MSNBC's "Morning Joe" host Joe Scarborough has been direct in putting down use of the symbolic "hands up" gesture that many have taken to using in a public forum to show solidarity with Ferguson, Missouri, and the police shooting of black teen Michael Brown,
Mediaite reports.
His cable news colleague, Chris Hayes, however, has battled back, creating a harsh divide among the newscasters that parallels, in a way, the same polarizing reactions the incident has created around the country.
Writing in Politico, in a column titled "Truth Trumps Hype in Ferguson," Scarborough minced no words, noting conflicting testimony and what he views the dishonesty of members of Congress as well as several NFL players, who have shown their solidarity by using the "don't shoot" movement.
"It is offensive because the gesture suggests that a police officer pointed a gun and shot a black man whose arms were in the air while he said 'hands up, don't shoot," Scarborough wrote.
"The fact is that there is no credible evidence that remotely supports the absurd claim that ever happened," he added. "But then again, protesters also falsely claimed that Officer Darren Wilson stood over Michael Brown while shooting bullets into his dying body. And, of course, Brown's friend who accompanied him during the convenience store robbery also claimed that Michael Brown was shot in the back. That, too, was a lie."

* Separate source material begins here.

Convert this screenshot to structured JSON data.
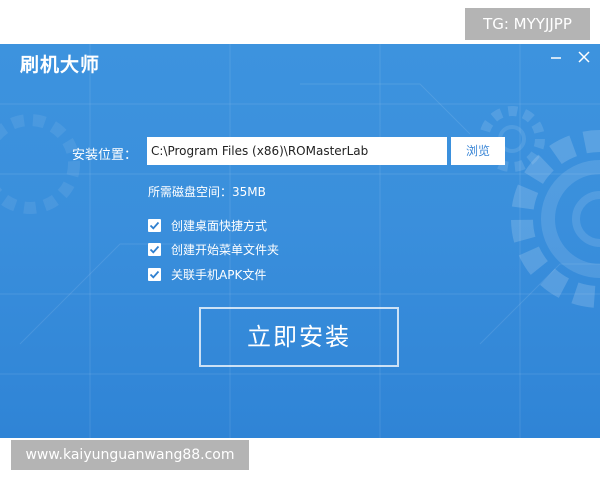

Meanwhile, Hayes was equally outraged by public commentary that did not support the perception of many that Brown may have been shot by an officer out of control.

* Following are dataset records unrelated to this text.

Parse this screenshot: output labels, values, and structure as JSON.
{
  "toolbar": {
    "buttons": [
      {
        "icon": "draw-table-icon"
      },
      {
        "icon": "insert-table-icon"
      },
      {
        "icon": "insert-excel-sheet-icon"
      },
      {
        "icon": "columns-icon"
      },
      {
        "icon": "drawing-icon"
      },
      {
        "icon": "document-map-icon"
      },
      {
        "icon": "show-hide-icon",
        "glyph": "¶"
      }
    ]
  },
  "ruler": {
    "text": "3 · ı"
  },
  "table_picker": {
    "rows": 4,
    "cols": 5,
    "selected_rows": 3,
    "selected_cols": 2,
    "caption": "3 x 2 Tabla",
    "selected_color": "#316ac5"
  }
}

"There are so many issues here that Mike Brown and Ferguson represent that are broader than what happened on Canfield Drive. I refuse to allow people to not be factual about what we did and did not learn from the grand jury testimony," Hayes said on his "All In" program as he discussed the issue NBC legal analyst Lisa Bloom,
Talking Points Memo reported.
"There is a narrative that we see in certain quarters that the gesture itself of putting your hands up is to perpetuate a lie about the last moments of Michael Brown’s life, as if the grand jury testimony and the forensic evidence definitively show that Mike Brown was not shot with his hands in the air," he said.
“While that is how the evidence has been framed by [St. Louis County prosecuting attorney] Bob McCulloch and many others, that is not what is actually in the thousands of pages of grand jury documents," he said.